Slow Cooker Pomegranate Short Ribs with Creamy Polenta

From the food blot, "Half Baked Harvest." The same blog offers a great method for seeding pomegranates at http://www.halfbakedharvest.com/deseed-pomegranate-pictures/

PREP TIME

--

minutes

TOTAL TIME

--

minutes

SERVINGS

4

servings

PREP TIME

--

minutes

TOTAL TIME

--

minutes

SERVINGS

4

servings

Ingredients

  • SHORT RIBS

  • 3

    pounds beef short ribs (or more if the ribs do not look meaty)

  • 2

    Tablespoons olive oil

  • good pinch of salt and pepper

  • 1

    large onion, sliced very thin

  • 4

    cloves garlic, minced or grated

  • 4

    carrots, chopped (peel if desired)

  • 1/4

    cup + 2 tablespoons brown sugar, divided

  • 1-1/2

    cups pomegranate juice

  • 1/3

    cup soy sauce

  • 1

    Tablespoon fresh thyme

  • 1

    Tablespoon fresh rosemary

  • 1/4

    teaspoon cayenne pepper

  • 1/4

    cup fresh parsley

  • the arils from one pomegranate, plus more for garnish

  • CREAMY MASCARPONE POLENTA

  • 2

    cups chicken broth

  • 2

    cups milk

  • 1

    cup polenta (I used Bob's Red Mill)

  • 4

    ounces mascarpone cheese

  • 1/4

    teaspoon salt

  • 1/4

    teaspoon pepper

  • 2-4

    tablespoons butter (your preference)

Directions

The night before or the morning of, heat a large heavy bottom skillet over medium high-heat and add the olive oil.

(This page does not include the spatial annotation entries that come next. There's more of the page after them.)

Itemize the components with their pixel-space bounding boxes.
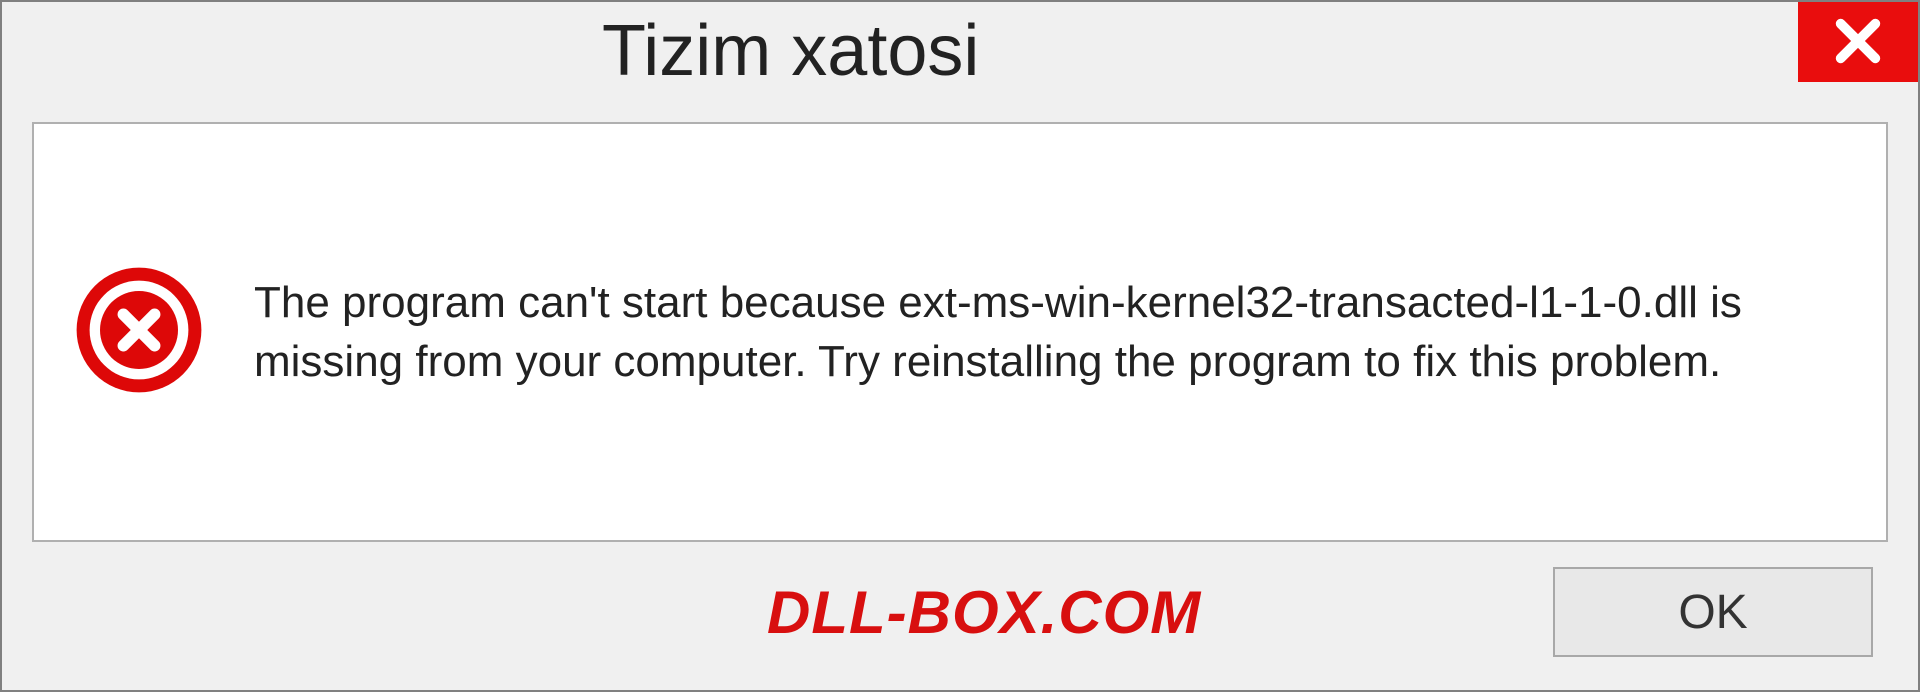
titlebar: Tizim xatosi [2, 2, 1918, 112]
error-message: The program can't start because ext-ms-w… [254, 273, 1846, 392]
ok-button[interactable]: OK [1553, 567, 1873, 657]
close-icon [1832, 15, 1884, 70]
error-icon [74, 265, 204, 400]
watermark-text: DLL-BOX.COM [767, 578, 1201, 647]
content-panel: The program can't start because ext-ms-w… [32, 122, 1888, 542]
close-button[interactable] [1798, 2, 1918, 82]
dialog-title: Tizim xatosi [602, 2, 979, 92]
dialog-footer: DLL-BOX.COM OK [2, 542, 1918, 657]
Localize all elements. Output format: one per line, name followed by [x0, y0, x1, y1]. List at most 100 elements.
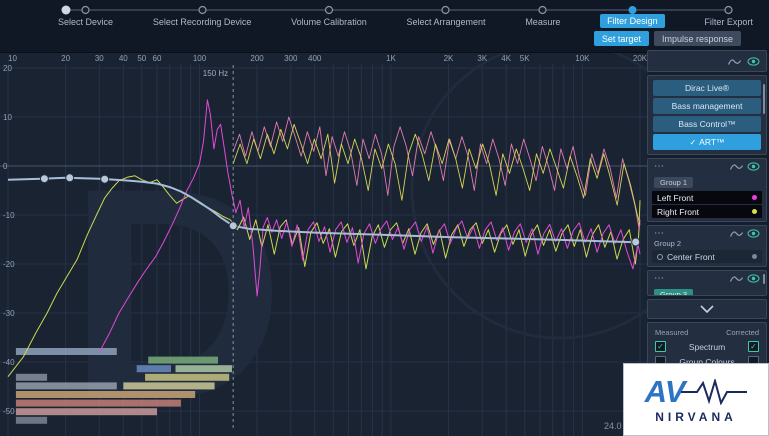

Add the ribs to the skillet and sprinkle with salt, pepper and 2 tablespoons brown sugar. Sear the ribs on all sides for about 1 minute per side. Remove the ribs and place them in the crockpot bowl. To the bowl add the onion, garlic and carrots. Sprinkle the brown sugar over everything and then add the pomegranate juice, soy sauce, thyme, rosemary, cayenne and parsley. Sprinkle the pomegranate arils over top. Cover and cook for about 8 hours on low (5-6 on high), or until meat is falling off the bone. If you can, rotate short ribs once or twice during cooking. During the last 30 minutes of cooking remove the lid and crank the crockpot to high to let the sauce thicken up a bit. Meanwhile, make the polenta. Pour the chicken broth and milk into a medium size saucepan and bring to a boil. Lower the heat to medium and slowly whisk in the polenta. Cook, stirring frequently, until the polenta is soft and thick, about 15 to 20 minutes. Keep warm and then just before serving, stir in the mascarpone cheese and butter, season with salt and pepper. If the polenta seems a little thick you can add a tablespoon of butter or extra milk. Serve the ribs atop a bed of polenta and spoon the sauce overtop the ribs. Garnish with fresh pomegranate seeds.